I need to work with SOLiD small RNA-seq libraries from SRA, and I have some questions about quality control and the to-do and not-to-do with this data.
1- Which is the best approach for quality checking my reads? I'm used to fastqc for quality checking but I'm not sure if it can handle colourspace reads (or handle it properly).
2- How I should filter/trim my reads? I may need to trim adaptors, but don't want to quality-trim my reads, as they represent entire RNAs (sRNAs) and trimming it could lead to artifacts. I would rather filter out reads with low quality bases.

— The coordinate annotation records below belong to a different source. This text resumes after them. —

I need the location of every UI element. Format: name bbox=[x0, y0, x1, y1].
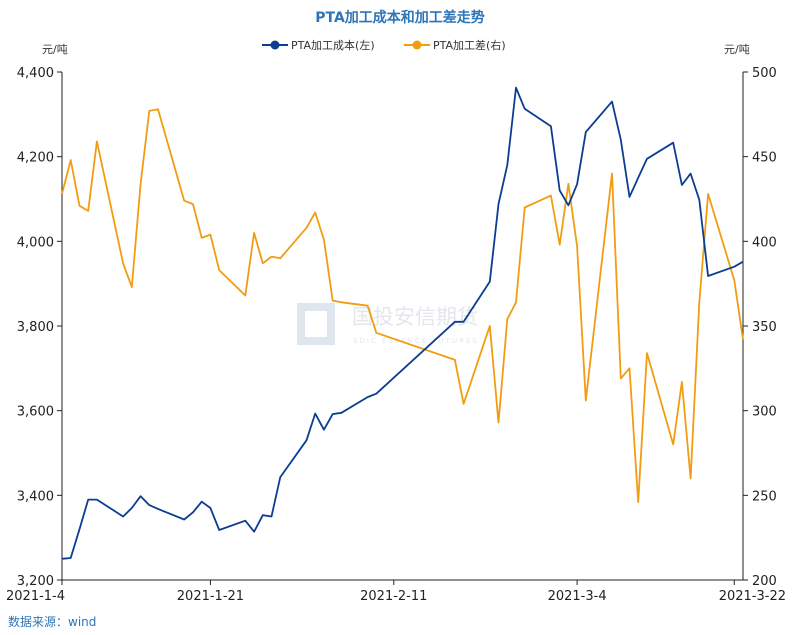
left-tick-label: 4,400 bbox=[17, 66, 54, 81]
left-tick-label: 3,800 bbox=[17, 320, 54, 335]
right-tick-label: 350 bbox=[752, 320, 777, 335]
watermark: 国投安信期货 SDIC ESSENCE FUTURES bbox=[297, 303, 479, 345]
series-layer bbox=[61, 86, 744, 560]
legend-marker-spread bbox=[412, 40, 422, 50]
right-tick-label: 300 bbox=[752, 405, 777, 420]
series-line-cost bbox=[61, 86, 744, 560]
right-tick-label: 250 bbox=[752, 489, 777, 504]
series-line-spread bbox=[61, 108, 744, 503]
data-source: 数据来源：wind bbox=[8, 614, 96, 629]
legend: PTA加工成本(左) PTA加工差(右) bbox=[262, 38, 506, 52]
x-tick-label: 2021-3-22 bbox=[719, 589, 786, 604]
legend-marker-cost bbox=[270, 40, 280, 50]
right-tick-label: 400 bbox=[752, 235, 777, 250]
watermark-logo-inner bbox=[305, 311, 327, 337]
watermark-subtext: SDIC ESSENCE FUTURES bbox=[353, 337, 479, 345]
right-axis-unit: 元/吨 bbox=[724, 43, 750, 56]
x-tick-label: 2021-1-4 bbox=[6, 589, 65, 604]
left-tick-label: 4,200 bbox=[17, 151, 54, 166]
chart-title: PTA加工成本和加工差走势 bbox=[315, 9, 485, 26]
legend-label-spread: PTA加工差(右) bbox=[433, 38, 506, 52]
right-tick-label: 450 bbox=[752, 151, 777, 166]
left-tick-label: 3,600 bbox=[17, 405, 54, 420]
x-tick-label: 2021-2-11 bbox=[360, 589, 427, 604]
right-axis-ticks: 200 250 300 350 400 450 500 bbox=[743, 66, 777, 589]
left-tick-label: 3,200 bbox=[17, 574, 54, 589]
left-axis-unit: 元/吨 bbox=[42, 43, 68, 56]
right-tick-label: 500 bbox=[752, 66, 777, 81]
legend-label-cost: PTA加工成本(左) bbox=[291, 38, 375, 52]
x-tick-label: 2021-3-4 bbox=[548, 589, 607, 604]
left-tick-label: 4,000 bbox=[17, 235, 54, 250]
x-axis-ticks: 2021-1-4 2021-1-21 2021-2-11 2021-3-4 2021-3… bbox=[6, 580, 786, 604]
right-tick-label: 200 bbox=[752, 574, 777, 589]
left-tick-label: 3,400 bbox=[17, 489, 54, 504]
x-tick-label: 2021-1-21 bbox=[177, 589, 244, 604]
left-axis-ticks: 3,200 3,400 3,600 3,800 4,000 4,200 4,400 bbox=[17, 66, 62, 589]
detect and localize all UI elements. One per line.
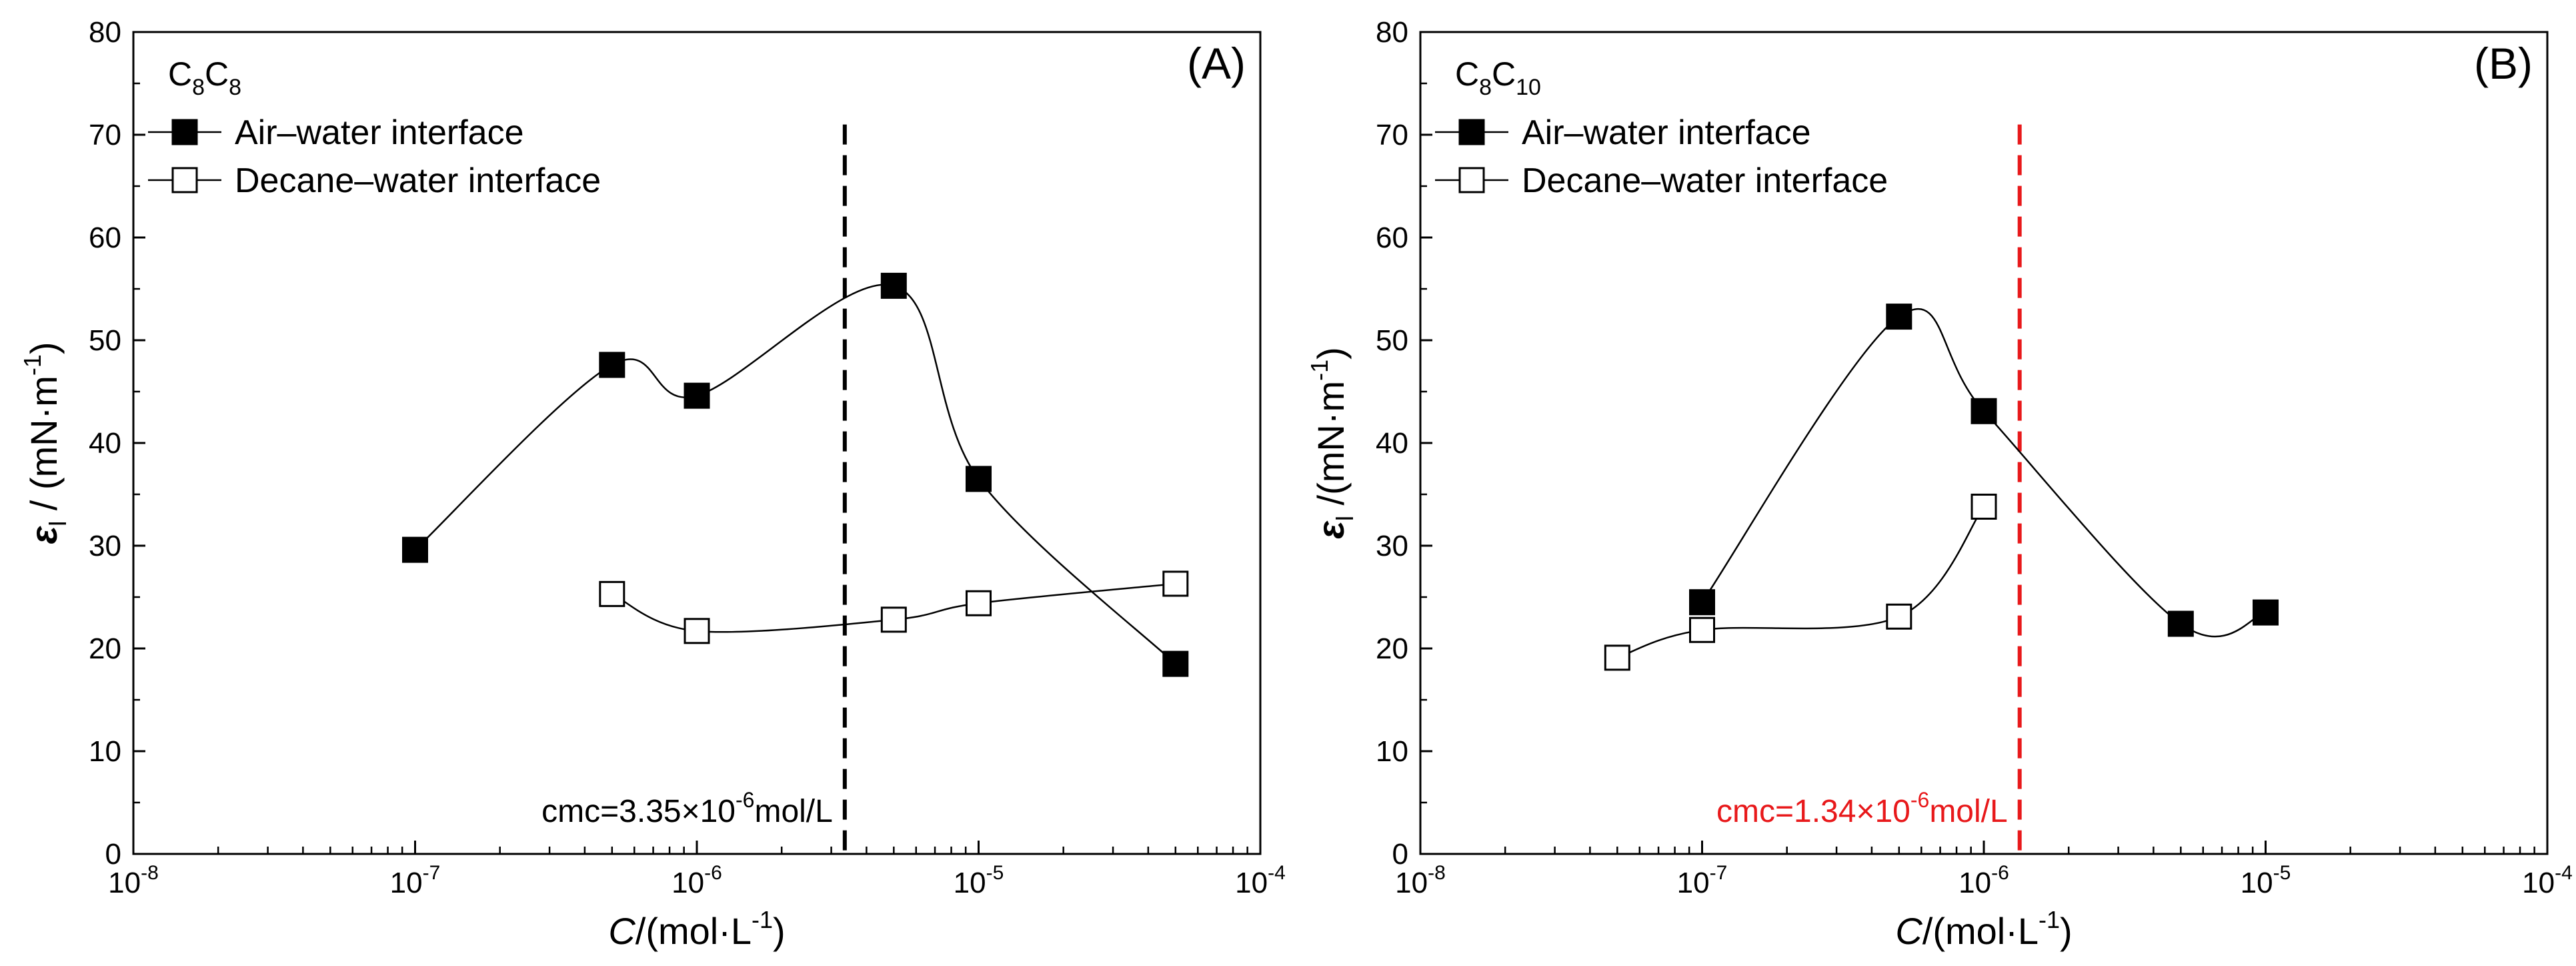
- y-axis-label: εl / (mN·m-1): [19, 342, 71, 544]
- series-line-1: [1701, 308, 2266, 638]
- data-point-series-2: [966, 590, 992, 616]
- y-tick-label: 80: [89, 16, 121, 49]
- panel-label: (A): [1187, 39, 1246, 88]
- data-point-series-1: [880, 272, 907, 299]
- x-tick-label: 10-8: [108, 862, 159, 899]
- legend-marker: [1458, 119, 1485, 145]
- y-tick-label: 70: [89, 119, 121, 151]
- x-tick-label: 10-7: [1677, 862, 1728, 899]
- data-point-series-1: [684, 382, 710, 409]
- y-tick-label: 80: [1376, 16, 1408, 49]
- data-point-series-2: [599, 580, 625, 607]
- data-point-series-1: [599, 352, 625, 378]
- legend-marker: [1458, 167, 1485, 193]
- y-tick-label: 10: [1376, 735, 1408, 768]
- series-line-2: [1616, 506, 1985, 659]
- compound-label: C8C8: [168, 55, 241, 100]
- data-point-series-1: [402, 536, 428, 563]
- legend-entry: Decane–water interface: [235, 161, 601, 200]
- y-tick-label: 50: [1376, 324, 1408, 357]
- cmc-label: cmc=3.35×10-6mol/L: [541, 788, 833, 829]
- x-tick-label: 10-6: [1959, 862, 2009, 899]
- data-point-series-2: [1162, 570, 1189, 597]
- data-point-series-2: [1604, 644, 1630, 671]
- data-point-series-2: [1689, 616, 1715, 643]
- y-tick-label: 40: [1376, 427, 1408, 460]
- data-point-series-1: [1886, 304, 1912, 330]
- y-axis-label: εl /(mN·m-1): [1306, 347, 1358, 539]
- y-tick-label: 20: [1376, 632, 1408, 665]
- x-axis-label: C/(mol·L-1): [1895, 906, 2072, 952]
- legend-marker: [171, 167, 198, 193]
- x-tick-label: 10-6: [672, 862, 722, 899]
- data-point-series-2: [684, 618, 710, 644]
- data-point-series-1: [1689, 589, 1715, 616]
- y-tick-label: 40: [89, 427, 121, 460]
- data-point-series-1: [966, 466, 992, 492]
- chart-panel-a: 0 10 20 30 40 50 60 70 80 10-8 10-7 10-6 10-5 10-4 C/(…: [19, 16, 1286, 952]
- cmc-label: cmc=1.34×10-6mol/L: [1716, 788, 2008, 829]
- panel-label: (B): [2474, 39, 2533, 88]
- y-tick-label: 10: [89, 735, 121, 768]
- y-tick-label: 20: [89, 632, 121, 665]
- plot-frame: [132, 31, 1262, 855]
- legend-entry: Air–water interface: [235, 113, 524, 152]
- x-tick-label: 10-4: [2522, 862, 2573, 899]
- legend-entry: Air–water interface: [1522, 113, 1811, 152]
- x-tick-label: 10-4: [1235, 862, 1286, 899]
- data-point-series-2: [880, 606, 907, 633]
- y-tick-label: 70: [1376, 119, 1408, 151]
- x-tick-label: 10-8: [1395, 862, 1446, 899]
- y-tick-label: 30: [89, 530, 121, 562]
- data-point-series-2: [1971, 493, 1997, 520]
- data-point-series-1: [2253, 599, 2279, 626]
- data-point-series-1: [2167, 610, 2194, 637]
- data-point-series-1: [1971, 398, 1997, 424]
- y-tick-label: 50: [89, 324, 121, 357]
- y-tick-label: 0: [1392, 838, 1408, 871]
- legend-entry: Decane–water interface: [1522, 161, 1888, 200]
- data-point-series-2: [1886, 603, 1912, 630]
- x-tick-label: 10-7: [390, 862, 441, 899]
- x-axis-label: C/(mol·L-1): [608, 906, 785, 952]
- data-point-series-1: [1162, 650, 1189, 677]
- legend-marker: [171, 119, 198, 145]
- y-tick-label: 60: [89, 221, 121, 254]
- x-tick-label: 10-5: [954, 862, 1004, 899]
- x-tick-label: 10-5: [2241, 862, 2291, 899]
- chart-panel-b: 0 10 20 30 40 50 60 70 80 10-8 10-7 10-6 10-5 10-4 C/(…: [1306, 16, 2573, 952]
- plot-frame: [1419, 31, 2549, 855]
- y-tick-label: 0: [105, 838, 121, 871]
- series-line-1: [414, 284, 1176, 665]
- compound-label: C8C10: [1455, 55, 1541, 100]
- y-tick-label: 30: [1376, 530, 1408, 562]
- y-tick-label: 60: [1376, 221, 1408, 254]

Which is a good tool for trimming adaptors/quality filtering the libraries and what range of quality values are considered acceptable (we usually apply a Q30 filter for illumina libraries)?
3 - As far as I'm concerned, SOLiD sequences a small portion of the 5' adapter, besides the possible sequencing of the 3' adapter. Should I take this into account during adaptor trimming or is it usually already removed?
4- This set of data has both data from SOLiD and Illumina (different libraries, of course), but for the sake of standardization we would like to use STAR for aligning all libraries. I don't know if it can handle colourspace reads, so I would like to know if it is ok to turn my colourspace reads into fastq, and at which point (quality checking, filtering our before alignment) could I do this. If its not advisable to do so, which tools are the best for SOLiD reads alignment.
I know I've asked a lot of questions, but I never did anything with this kind of data. If someone could at least point some directions, some papers that could help with one of this questions, it would be great.